Maroc : gestion des chiens errants, entre polémique et réalité

Maroc : gestion des chiens errants, entre polémique et réalité

À l’approche de la Coupe du monde 2030, des allégations relayées par certains médias étrangers accusent le Maroc de mener des abattages massifs de chiens errants pour préparer l’événement. Ces accusations, souvent accompagnées d’images décontextualisées, contrastent avec les initiatives concrètes menées sur le terrain par les collectivités locales, qui privilégient des programmes de régulation incluant capture, stérilisation et vaccination. La gestion de cette population animale constitue un enjeu avéré de santé publique, avec plusieurs dizaines de milliers de personnes recevant un traitement préventif après morsure chaque année.

Une approche structurée face à un enjeu sanitaire

La problématique des animaux errants dans les villes marocaines impose des mesures de gestion pour des raisons de sécurité et de santé publique. Le risque lié aux morsures et à la transmission potentielle de la rage est au cœur des préoccupations des autorités. Plutôt qu’une politique d’élimination systématique, la réponse institutionnelle s’organise autour de programmes de régulation et de structures d’encadrement dédiées.

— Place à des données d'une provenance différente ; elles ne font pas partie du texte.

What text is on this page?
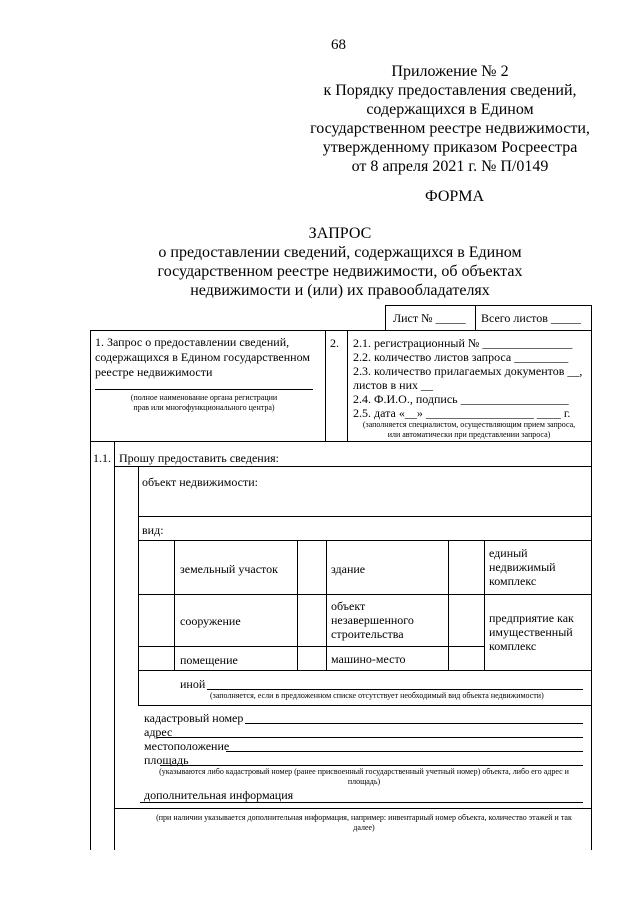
68
Приложение № 2
к Порядку предоставления сведений,
содержащихся в Едином
государственном реестре недвижимости,
утвержденному приказом Росреестра
от 8 апреля 2021 г. № П/0149
ФОРМА
ЗАПРОС
о предоставлении сведений, содержащихся в Едином
государственном реестре недвижимости, об объектах
недвижимости и (или) их правообладателях
Лист № _____ Всего листов _____
1. Запрос о предоставлении сведений,
содержащихся в Едином государственном
реестре недвижимости
(полное наименование органа регистрации
прав или многофункционального центра)
2. 2.1. регистрационный № _______________
2.2. количество листов запроса _________
2.3. количество прилагаемых документов __,
листов в них __
2.4. Ф.И.О., подпись __________________
2.5. дата «__» __________________ ____ г.
(заполняется специалистом, осуществляющим прием запроса,
или автоматически при представлении запроса)
1.1. Прошу предоставить сведения:
объект недвижимости:
вид:
земельный участок	здание
единый
недвижимый
комплекс
сооружение
объект
незавершенного
строительства
предприятие как
имущественный
комплекс
помещение	машино-место
иной
(заполняется, если в предложенном списке отсутствует необходимый вид объекта недвижимости)
кадастровый номер
адрес
местоположение
площадь
(указываются либо кадастровый номер (ранее присвоенный государственный учетный номер) объекта, либо его адрес и
площадь)
дополнительная информация
(при наличии указывается дополнительная информация, например: инвентарный номер объекта, количество этажей и так
далее)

Le projet pilote de la province de Tinghir

Dans la province de Tinghir, une convention de partenariat a été récemment signée pour la création d’un centre dédié à la collecte et à l’hébergement des animaux errants. Ce projet, associant le ministère de l’Intérieur, la province, le conseil provincial et des groupements territoriaux de préservation de la santé, représente un investissement total de 10 millions de dirhams. Un budget de 6,5 millions de dirhams est alloué aux travaux et études techniques, et 3,5 millions de dirhams aux équipements.

Selon le Conseil provincial de Tinghir, l’objectif de ce centre est d’encadrer la population d’animaux errants, de renforcer la sécurité sanitaire des habitants et de protéger les enfants et les passants dans l’espace public. Cette initiative vise également à améliorer le cadre urbain et environnemental de la province. Les travaux de construction doivent débuter dans les prochains jours sous la supervision des autorités locales.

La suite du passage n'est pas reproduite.